A slowdown in China may be all that's needed to cause many mines to become unprofitable because China needs to continue consuming resources as fast as in recent years, just to keep commodity prices relatively constant.
If we use a simplistic example and assume that China builds two new towns per year, and uses ten thousand tons of commodities for each, then if the rate of town construction slows to one town per year, China's need for commodities would drop by half - and presumably prices would too.
Yet the economy would still be growing - just not as fast.
So it doesn't need a recession or apocalypse to drop commodity prices; just a slowdown to more normal growth rates in the BRICS nations would do it.

So perhaps Mr.Market knows something. Perhaps miners are cheap because he knows that in a couple of years time, their profits will have dropped by a third and put the P/E's back to the market median.
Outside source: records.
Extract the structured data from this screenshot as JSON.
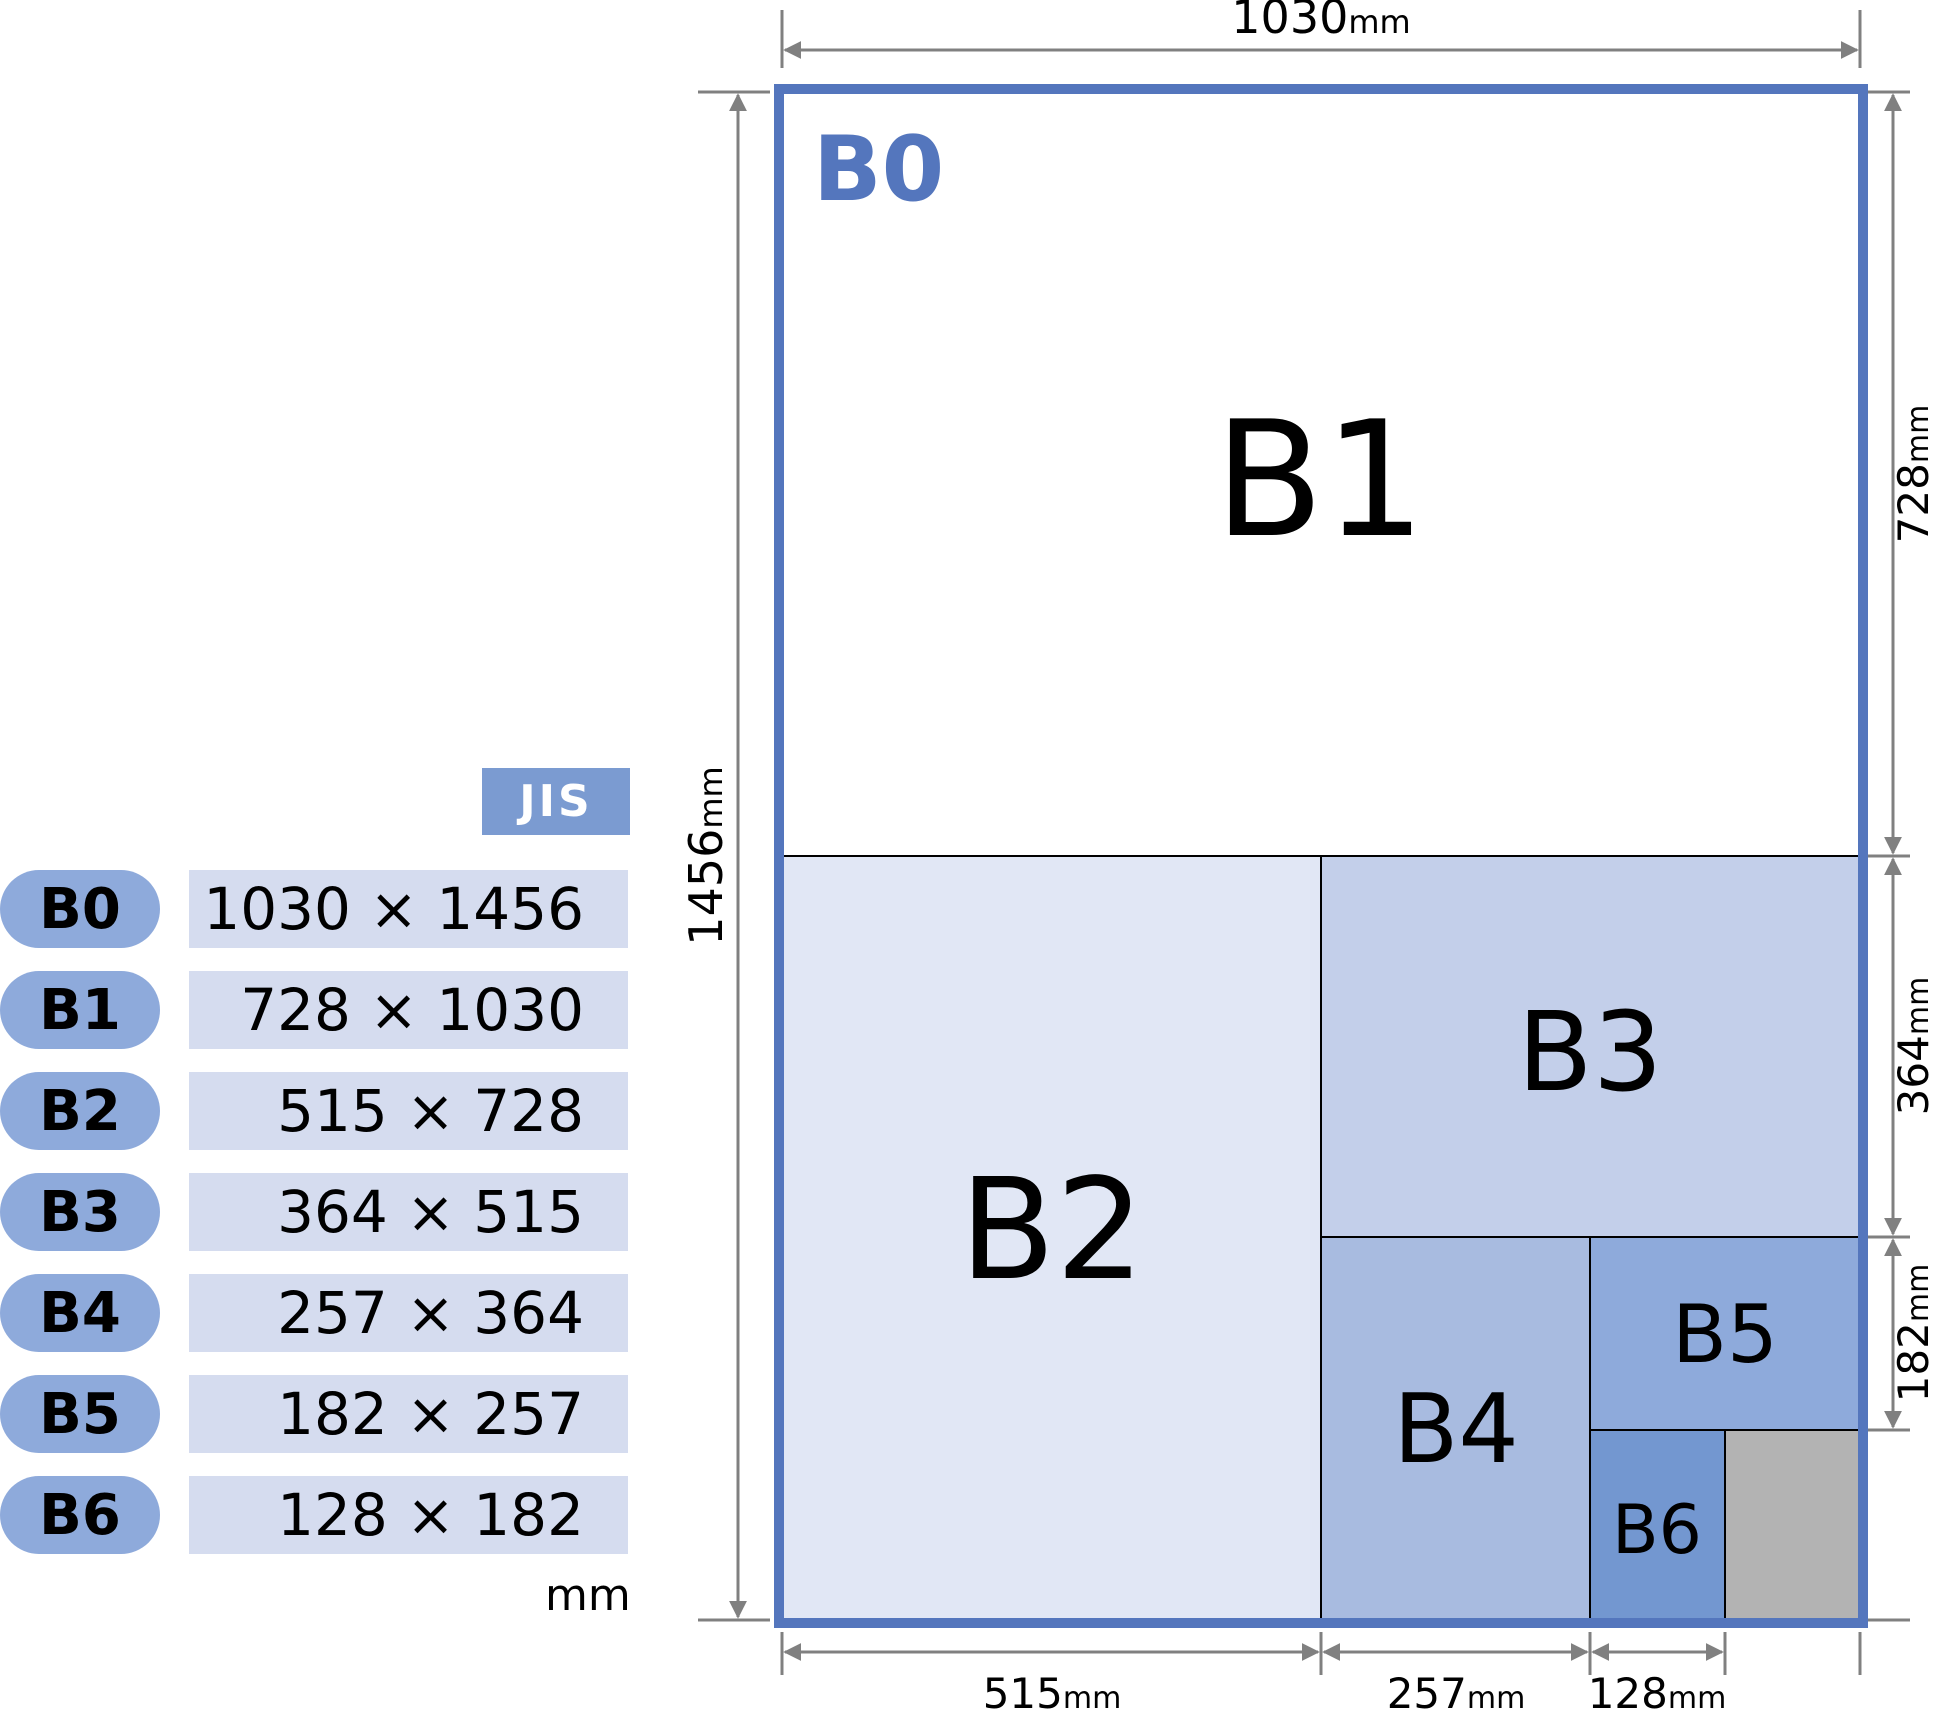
{
  "outer_sheet": {
    "label": "B0",
    "width_label": "1030",
    "height_label": "1456"
  },
  "unit": "mm",
  "subdivisions": [
    {
      "label": "B1"
    },
    {
      "label": "B2"
    },
    {
      "label": "B3"
    },
    {
      "label": "B4"
    },
    {
      "label": "B5"
    },
    {
      "label": "B6"
    }
  ],
  "bottom_dimensions": [
    "515",
    "257",
    "128"
  ],
  "right_dimensions": [
    "728",
    "364",
    "182"
  ],
  "table": {
    "standard": "JIS",
    "unit": "mm",
    "rows": [
      {
        "size": "B0",
        "dims": "1030 × 1456"
      },
      {
        "size": "B1",
        "dims": "728 × 1030"
      },
      {
        "size": "B2",
        "dims": "515 × 728"
      },
      {
        "size": "B3",
        "dims": "364 × 515"
      },
      {
        "size": "B4",
        "dims": "257 × 364"
      },
      {
        "size": "B5",
        "dims": "182 × 257"
      },
      {
        "size": "B6",
        "dims": "128 × 182"
      }
    ]
  },
  "colors": {
    "outline": "#5476bd",
    "b2": "#e1e7f5",
    "b3": "#c3cfea",
    "b4": "#a8bbe0",
    "b5": "#8eaadb",
    "b6": "#7397d0",
    "remainder": "#b3b3b3",
    "dimension_line": "#808080"
  }
}
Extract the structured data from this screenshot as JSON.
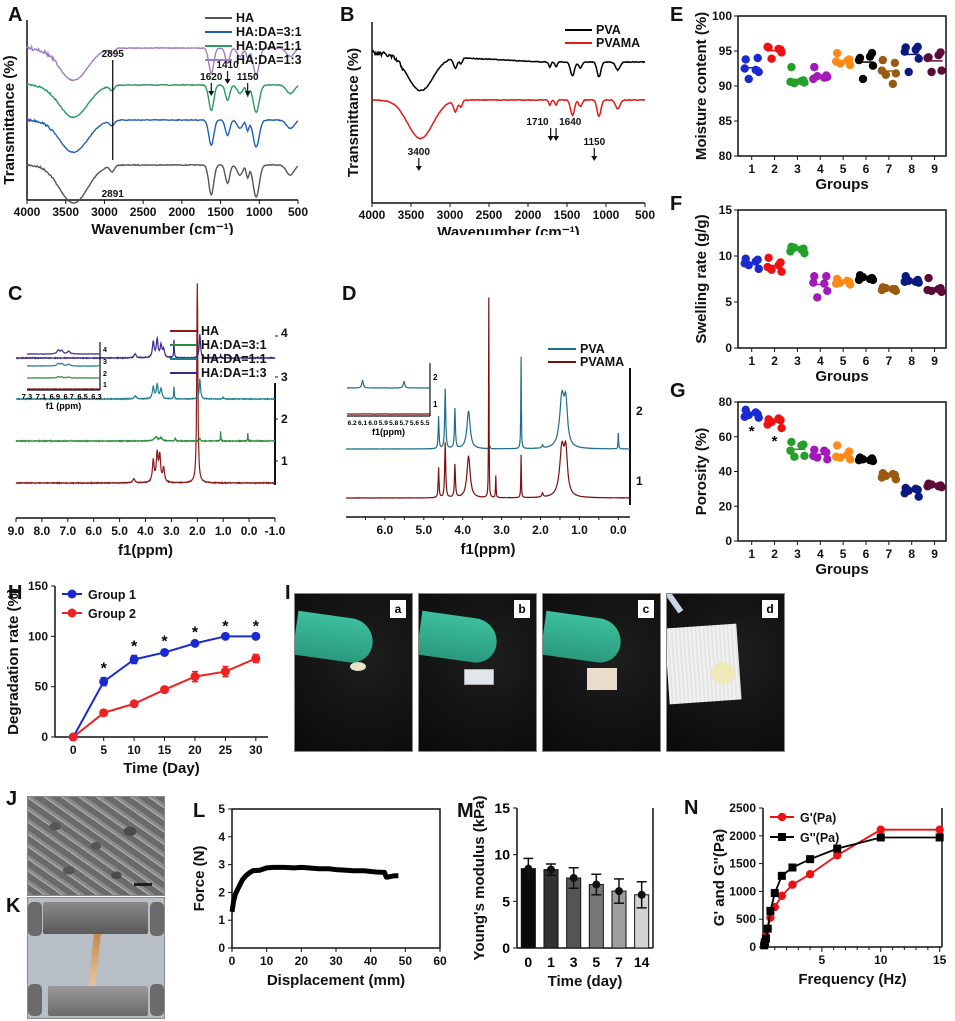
{
  "panel_labels": [
    "A",
    "B",
    "C",
    "D",
    "E",
    "F",
    "G",
    "H",
    "I",
    "J",
    "K",
    "L",
    "M",
    "N"
  ],
  "chart_data": [
    {
      "id": "A",
      "type": "line",
      "title": "",
      "xlabel": "Wavenumber (cm⁻¹)",
      "ylabel": "Transmittance (%)",
      "xlim": [
        4000,
        500
      ],
      "xticks": [
        4000,
        3500,
        3000,
        2500,
        2000,
        1500,
        1000,
        500
      ],
      "series": [
        {
          "name": "HA",
          "color": "#555555"
        },
        {
          "name": "HA:DA=3:1",
          "color": "#1f5fb5"
        },
        {
          "name": "HA:DA=1:1",
          "color": "#2a9a5e"
        },
        {
          "name": "HA:DA=1:3",
          "color": "#a07cc5"
        }
      ],
      "annotations": [
        "2895",
        "2891",
        "1620",
        "1410",
        "1150"
      ],
      "legend": "top-right"
    },
    {
      "id": "B",
      "type": "line",
      "xlabel": "Wavenumber (cm⁻¹)",
      "ylabel": "Transmittance (%)",
      "xlim": [
        4000,
        500
      ],
      "xticks": [
        4000,
        3500,
        3000,
        2500,
        2000,
        1500,
        1000,
        500
      ],
      "series": [
        {
          "name": "PVA",
          "color": "#000000"
        },
        {
          "name": "PVAMA",
          "color": "#e31a1c"
        }
      ],
      "annotations": [
        "3400",
        "1710",
        "1640",
        "1150"
      ],
      "legend": "top-right"
    },
    {
      "id": "C",
      "type": "line",
      "xlabel": "f1(ppm)",
      "xlim": [
        9.0,
        -1.0
      ],
      "xticks": [
        "9.0",
        "8.0",
        "7.0",
        "6.0",
        "5.0",
        "4.0",
        "3.0",
        "2.0",
        "1.0",
        "0.0",
        "-1.0"
      ],
      "yticks": [
        "1",
        "2",
        "3",
        "4"
      ],
      "series": [
        {
          "name": "HA",
          "color": "#8b1a1a"
        },
        {
          "name": "HA:DA=3:1",
          "color": "#2e8b3e"
        },
        {
          "name": "HA:DA=1:1",
          "color": "#1e7f8f"
        },
        {
          "name": "HA:DA=1:3",
          "color": "#3b2a8a"
        }
      ],
      "inset": {
        "xlabel": "f1 (ppm)",
        "xticks": [
          "7.3",
          "7.1",
          "6.9",
          "6.7",
          "6.5",
          "6.3"
        ],
        "yticks": [
          "1",
          "2",
          "3",
          "4"
        ]
      },
      "legend": "top-right"
    },
    {
      "id": "D",
      "type": "line",
      "xlabel": "f1(ppm)",
      "xlim": [
        7.0,
        -0.3
      ],
      "xticks": [
        "6.0",
        "5.0",
        "4.0",
        "3.0",
        "2.0",
        "1.0",
        "0.0"
      ],
      "yticks": [
        "1",
        "2"
      ],
      "series": [
        {
          "name": "PVA",
          "color": "#1e6f8a"
        },
        {
          "name": "PVAMA",
          "color": "#7a1010"
        }
      ],
      "inset": {
        "xlabel": "f1(ppm)",
        "xticks": [
          "6.2",
          "6.1",
          "6.0",
          "5.9",
          "5.8",
          "5.7",
          "5.6",
          "5.5"
        ],
        "yticks": [
          "1",
          "2"
        ]
      },
      "legend": "top-right"
    },
    {
      "id": "E",
      "type": "scatter",
      "xlabel": "Groups",
      "ylabel": "Moisture content (%)",
      "ylim": [
        80,
        100
      ],
      "yticks": [
        80,
        85,
        90,
        95,
        100
      ],
      "categories": [
        "1",
        "2",
        "3",
        "4",
        "5",
        "6",
        "7",
        "8",
        "9"
      ],
      "colors": [
        "#1a2ad0",
        "#ee1111",
        "#22a02a",
        "#a21ab8",
        "#ff8a1a",
        "#000000",
        "#9a5a12",
        "#0a1a80",
        "#5c0a3a"
      ],
      "points": [
        [
          93.8,
          94.0,
          92.5,
          92.0,
          91.0,
          92.3
        ],
        [
          95.5,
          95.2,
          95.6,
          94.8,
          93.9,
          95.3
        ],
        [
          92.7,
          90.8,
          90.6,
          90.5,
          90.4,
          90.7
        ],
        [
          92.7,
          91.5,
          91.0,
          91.3,
          91.4,
          91.2
        ],
        [
          94.7,
          93.8,
          93.5,
          93.0,
          93.2,
          93.6
        ],
        [
          94.0,
          94.7,
          93.7,
          92.9,
          91.0,
          94.2
        ],
        [
          93.7,
          93.3,
          92.2,
          91.8,
          91.6,
          90.3
        ],
        [
          95.5,
          95.6,
          94.9,
          93.9,
          92.0,
          95.2
        ],
        [
          94.1,
          94.8,
          94.0,
          92.2,
          92.0,
          94.4
        ]
      ]
    },
    {
      "id": "F",
      "type": "scatter",
      "xlabel": "Groups",
      "ylabel": "Swelling rate (g/g)",
      "ylim": [
        0,
        15
      ],
      "yticks": [
        0,
        5,
        10,
        15
      ],
      "categories": [
        "1",
        "2",
        "3",
        "4",
        "5",
        "6",
        "7",
        "8",
        "9"
      ],
      "colors": [
        "#1a2ad0",
        "#ee1111",
        "#22a02a",
        "#a21ab8",
        "#ff8a1a",
        "#000000",
        "#9a5a12",
        "#0a1a80",
        "#5c0a3a"
      ],
      "points": [
        [
          9.7,
          9.6,
          9.2,
          8.6,
          9.0,
          9.4
        ],
        [
          9.8,
          9.3,
          8.8,
          8.3,
          8.5,
          9.0
        ],
        [
          11.0,
          10.8,
          10.5,
          10.3,
          10.9,
          10.7
        ],
        [
          7.8,
          7.8,
          7.1,
          6.2,
          5.5,
          7.0
        ],
        [
          7.5,
          7.2,
          7.0,
          6.9,
          7.1,
          7.3
        ],
        [
          7.9,
          7.6,
          7.4,
          7.4,
          7.7,
          7.5
        ],
        [
          6.6,
          6.4,
          6.3,
          6.2,
          6.5,
          6.4
        ],
        [
          7.8,
          7.4,
          7.2,
          7.1,
          7.3,
          7.2
        ],
        [
          7.6,
          6.5,
          6.3,
          6.1,
          6.2,
          6.4
        ]
      ]
    },
    {
      "id": "G",
      "type": "scatter",
      "xlabel": "Groups",
      "ylabel": "Porosity (%)",
      "ylim": [
        0,
        80
      ],
      "yticks": [
        0,
        20,
        40,
        60,
        80
      ],
      "categories": [
        "1",
        "2",
        "3",
        "4",
        "5",
        "6",
        "7",
        "8",
        "9"
      ],
      "colors": [
        "#1a2ad0",
        "#ee1111",
        "#22a02a",
        "#a21ab8",
        "#ff8a1a",
        "#000000",
        "#9a5a12",
        "#0a1a80",
        "#5c0a3a"
      ],
      "points": [
        [
          75.5,
          73.0,
          71.5,
          71.0,
          72.5,
          74.0
        ],
        [
          70.0,
          69.5,
          67.0,
          65.0,
          68.5,
          70.5
        ],
        [
          57.0,
          55.5,
          52.0,
          49.0,
          48.5,
          55.0
        ],
        [
          52.5,
          51.0,
          49.0,
          47.0,
          48.0,
          52.0
        ],
        [
          55.0,
          51.5,
          48.5,
          47.0,
          48.0,
          49.5
        ],
        [
          48.0,
          47.5,
          46.5,
          46.0,
          47.0,
          46.5
        ],
        [
          39.0,
          38.0,
          36.5,
          35.5,
          37.5,
          38.5
        ],
        [
          30.5,
          29.5,
          27.5,
          25.5,
          29.0,
          30.0
        ],
        [
          33.0,
          32.0,
          31.5,
          31.0,
          32.5,
          31.5
        ]
      ],
      "annotations": [
        {
          "group": "1",
          "text": "*"
        },
        {
          "group": "2",
          "text": "*"
        }
      ]
    },
    {
      "id": "H",
      "type": "line",
      "xlabel": "Time (Day)",
      "ylabel": "Degradation rate (%)",
      "xlim": [
        -3,
        32
      ],
      "xticks": [
        0,
        5,
        10,
        15,
        20,
        25,
        30
      ],
      "ylim": [
        0,
        150
      ],
      "yticks": [
        0,
        50,
        100,
        150
      ],
      "x": [
        0,
        5,
        10,
        15,
        20,
        25,
        30
      ],
      "series": [
        {
          "name": "Group 1",
          "color": "#1a2ad0",
          "values": [
            0,
            55,
            77,
            84,
            93,
            100,
            100
          ],
          "err": [
            0,
            4,
            4,
            2,
            2,
            1,
            1
          ]
        },
        {
          "name": "Group 2",
          "color": "#ee2222",
          "values": [
            0,
            24,
            33,
            47,
            60,
            65,
            78
          ],
          "err": [
            0,
            3,
            2,
            3,
            5,
            5,
            4
          ]
        }
      ],
      "significance": {
        "text": "*",
        "x": [
          5,
          10,
          15,
          20,
          25,
          30
        ]
      },
      "legend": "top-left"
    },
    {
      "id": "L",
      "type": "line",
      "xlabel": "Displacement (mm)",
      "ylabel": "Force (N)",
      "xlim": [
        0,
        60
      ],
      "xticks": [
        0,
        10,
        20,
        30,
        40,
        50,
        60
      ],
      "ylim": [
        0,
        5
      ],
      "yticks": [
        0,
        1,
        2,
        3,
        4,
        5
      ],
      "x": [
        0,
        0.5,
        1,
        2,
        3,
        4,
        5,
        6,
        8,
        10,
        12,
        15,
        18,
        20,
        22,
        25,
        28,
        30,
        33,
        35,
        38,
        40,
        42,
        44,
        44.5,
        45,
        46,
        47,
        48
      ],
      "values": [
        1.3,
        1.7,
        1.95,
        2.2,
        2.45,
        2.6,
        2.7,
        2.78,
        2.8,
        2.88,
        2.9,
        2.9,
        2.88,
        2.9,
        2.88,
        2.85,
        2.85,
        2.82,
        2.8,
        2.78,
        2.78,
        2.75,
        2.73,
        2.72,
        2.55,
        2.55,
        2.58,
        2.6,
        2.6
      ],
      "series_color": "#000000"
    },
    {
      "id": "M",
      "type": "bar",
      "xlabel": "Time (day)",
      "ylabel": "Young's modulus (kPa)",
      "ylim": [
        0,
        15
      ],
      "yticks": [
        0,
        5,
        10,
        15
      ],
      "categories": [
        "0",
        "1",
        "3",
        "5",
        "7",
        "14"
      ],
      "values": [
        8.5,
        8.4,
        7.5,
        6.8,
        6.1,
        5.7
      ],
      "err": [
        1.1,
        0.6,
        1.1,
        1.1,
        1.3,
        1.4
      ],
      "bar_colors": [
        "#0a0a0a",
        "#333333",
        "#555555",
        "#777777",
        "#9e9e9e",
        "#d4d4d4"
      ]
    },
    {
      "id": "N",
      "type": "line",
      "xlabel": "Frequency (Hz)",
      "ylabel": "G' and G''(Pa)",
      "xlim": [
        0,
        15
      ],
      "xticks": [
        5,
        10,
        15
      ],
      "ylim": [
        0,
        2500
      ],
      "yticks": [
        0,
        500,
        1000,
        1500,
        2000,
        2500
      ],
      "series": [
        {
          "name": "G'(Pa)",
          "color": "#ee1111",
          "marker": "circle",
          "x": [
            0.1,
            0.16,
            0.25,
            0.4,
            0.63,
            1.0,
            1.6,
            2.5,
            4.0,
            6.3,
            10,
            15
          ],
          "values": [
            40,
            120,
            200,
            330,
            530,
            720,
            920,
            1120,
            1310,
            1650,
            2110,
            2110
          ]
        },
        {
          "name": "G''(Pa)",
          "color": "#000000",
          "marker": "square",
          "x": [
            0.1,
            0.16,
            0.25,
            0.4,
            0.63,
            1.0,
            1.6,
            2.5,
            4.0,
            6.3,
            10,
            15
          ],
          "values": [
            30,
            80,
            150,
            330,
            650,
            970,
            1280,
            1430,
            1580,
            1770,
            1970,
            1970
          ]
        }
      ],
      "legend": "top-left"
    }
  ],
  "figures": {
    "I": {
      "subpanels": [
        "a",
        "b",
        "c",
        "d"
      ]
    },
    "J": {
      "description": "SEM micrograph with scale bar"
    },
    "K": {
      "description": "Tensile test clamp photo"
    }
  }
}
For what it's wort though, I think that commodities and commodity companies probably have one more upmove to come during 2012, before such a scenario may play out in 2013-14.

Tykethat 09 Jul 2012 , 7:36pm

Hi Alan,

You could simplify your decision by simply buying Black Rock World Mining IT (BRWM), it holds most of the major miners (I just had to get that in) and the last time I looked the discount to NAV was 12%.

Cheaper dealing, instant mining portfolio.

retire1asap 10 Jul 2012 , 12:42pm

The db x-trackers Stoxx® Europe 600 Basic Resources ETF appears to offer a perfect mining portfolio if you want exposure to the "big five". I haven't gone into ETF's at all before but am very tempted - is there anything particularly negative about going this route?

BHP Billiton plc 23.02%
Rio Tinto plc 15.39%
Anglo American Plc 15.23%
XStrata plc 8.47%
Glencore International plc ORD USD 0.01 5.88%
ArcelorMittal S.A. 5.23%
Randgold Resources Ltd 3.20%
Tenaris S.A. 3.06%
Antofagasta plc 2.50%
UPM-Kymmene Oyj 2.21%

TMFBoing 10 Jul 2012 , 3:08pm

You could simplify your decision by simply buying Black Rock World Mining IT (BRWM), it holds most of the major miners (I just had to get that in) and the last time I looked the discount to NAV was 12%.

Yes, that's a nice idea.

Alan
TMFBoing

ANuvver 10 Jul 2012 , 8:49pm

Recently dropped BLT from my watchlist.

I reckon the whole sector has now become nothing more than a risky timing play on China's property bubble. As F points out, sometimes the market is right, however difficult value hounds may find the siren call to resist.

Of course miners aren't going bust any time soon - we will always build. But the risks of a significant commodity price correction mean that I'll sit out this dance.

Incidentally, comparisons can never be like-for-like, but the travails of the Chinese economy aro its super-expansionary phase might make interesting study for some of the WikiKeynesians that seem to have such sway in Western debate at the moment.